I visited the Chicago Chat room the other day and could feel how cold and empty the room was as it usually is these days. I reminisced of how it was when the old gang was there and how we had so much fun together. It was an emotional moment to say the least. As I looked around the room, I could hear remnants of laughter, the funny anecdotes, the many discussions that we use to have. My heart cried and the tears started to flow. I had to come here to face the demons that took my friend's soul. As I headed for the door I took one last look back and heard distant voices in my head of all my special friends who use to play here. I knew this was not the way I wanted to remember Austin. I didn't want to remember the way he died, but rather, how he lived!

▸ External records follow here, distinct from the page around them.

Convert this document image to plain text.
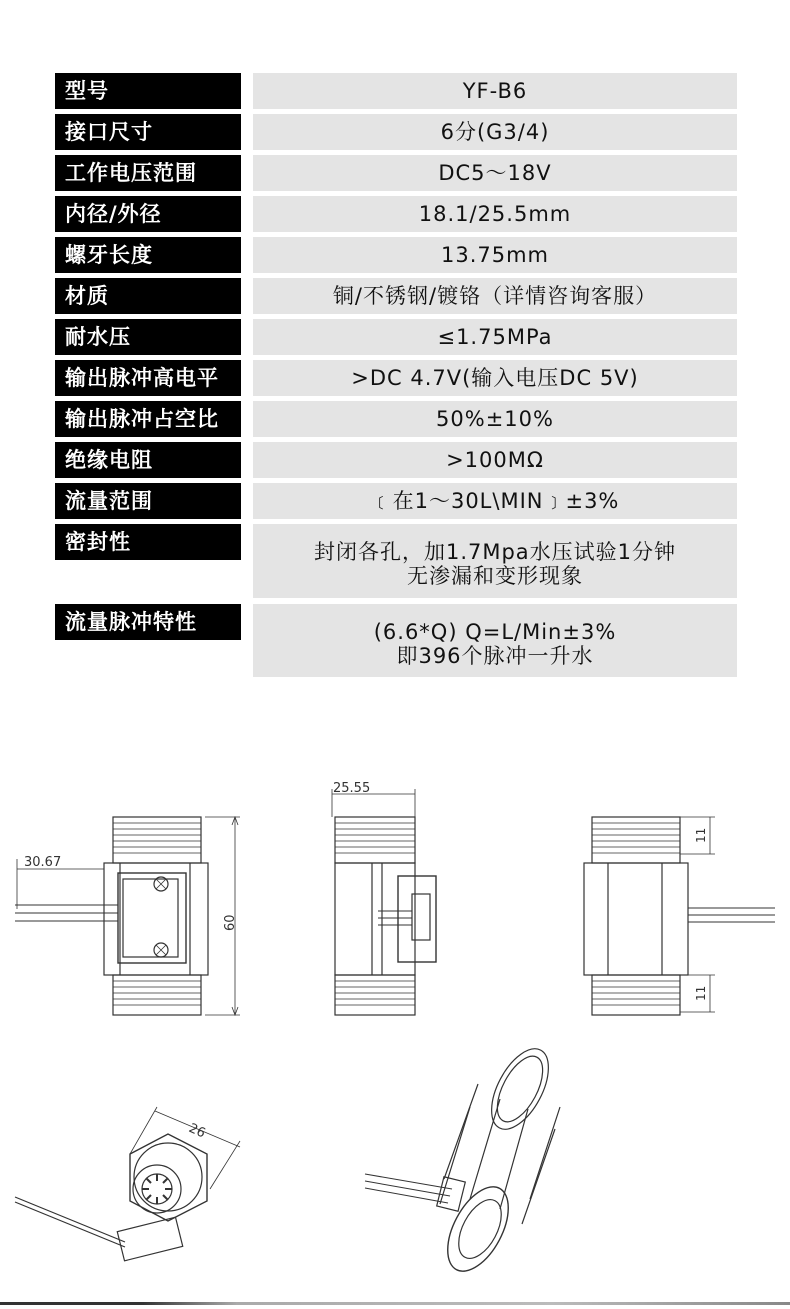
型号	YF-B6
接口尺寸	6分(G3/4)
工作电压范围	DC5～18V
内径/外径	18.1/25.5mm
螺牙长度	13.75mm
材质	铜/不锈钢/镀铬（详情咨询客服）
耐水压	≤1.75MPa
输出脉冲高电平	>DC 4.7V(输入电压DC 5V)
输出脉冲占空比	50%±10%
绝缘电阻	>100MΩ
流量范围	﹝在1～30L\MIN﹞±3%
密封性	封闭各孔，加1.7Mpa水压试验1分钟
无渗漏和变形现象
流量脉冲特性	(6.6*Q) Q=L/Min±3%
即396个脉冲一升水
30.67
60
25.55
11
11
26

I will always remember my friend Austin as a 5 year old little boy who was full of life, and happiness. And, a proud mother who saw in him her own dreams for his future every time she buttoned his coat and sent him off to school, or made him his favorite meal, and of course, read to him his favorite bed time story. I will remember Austin as a child lying in his bed listening intently to his mother read to him the story of Christopher Robin and Winnie the Pooh. His mother sitting in the rocking chair next to Austin's bed reading to him, relishing the moment, that quiet quality time a child and a parent have at the end of the day. As she looks over and notices that he has slipped off into a soft sleep, she can only imagine how he must be dreaming of his own adventures with Christopher Robin and Winnie the Pooh. She finishes reading the story with this closing narrative, "But wherever they go, and whatever happens to them on the way, in that enchanted place at the top of the forest, a little boy and his bear will always be playing." She closes the book and goes to the bed to tuck him in gives him a goodnight kiss on the cheek and walks to the door where she stops to look back one more time. Smiling, she turns off the light and slowly closes the door. Goodbye my friend!
By Jeff Helfenstein
Dedicated to the People of Chicago Chat.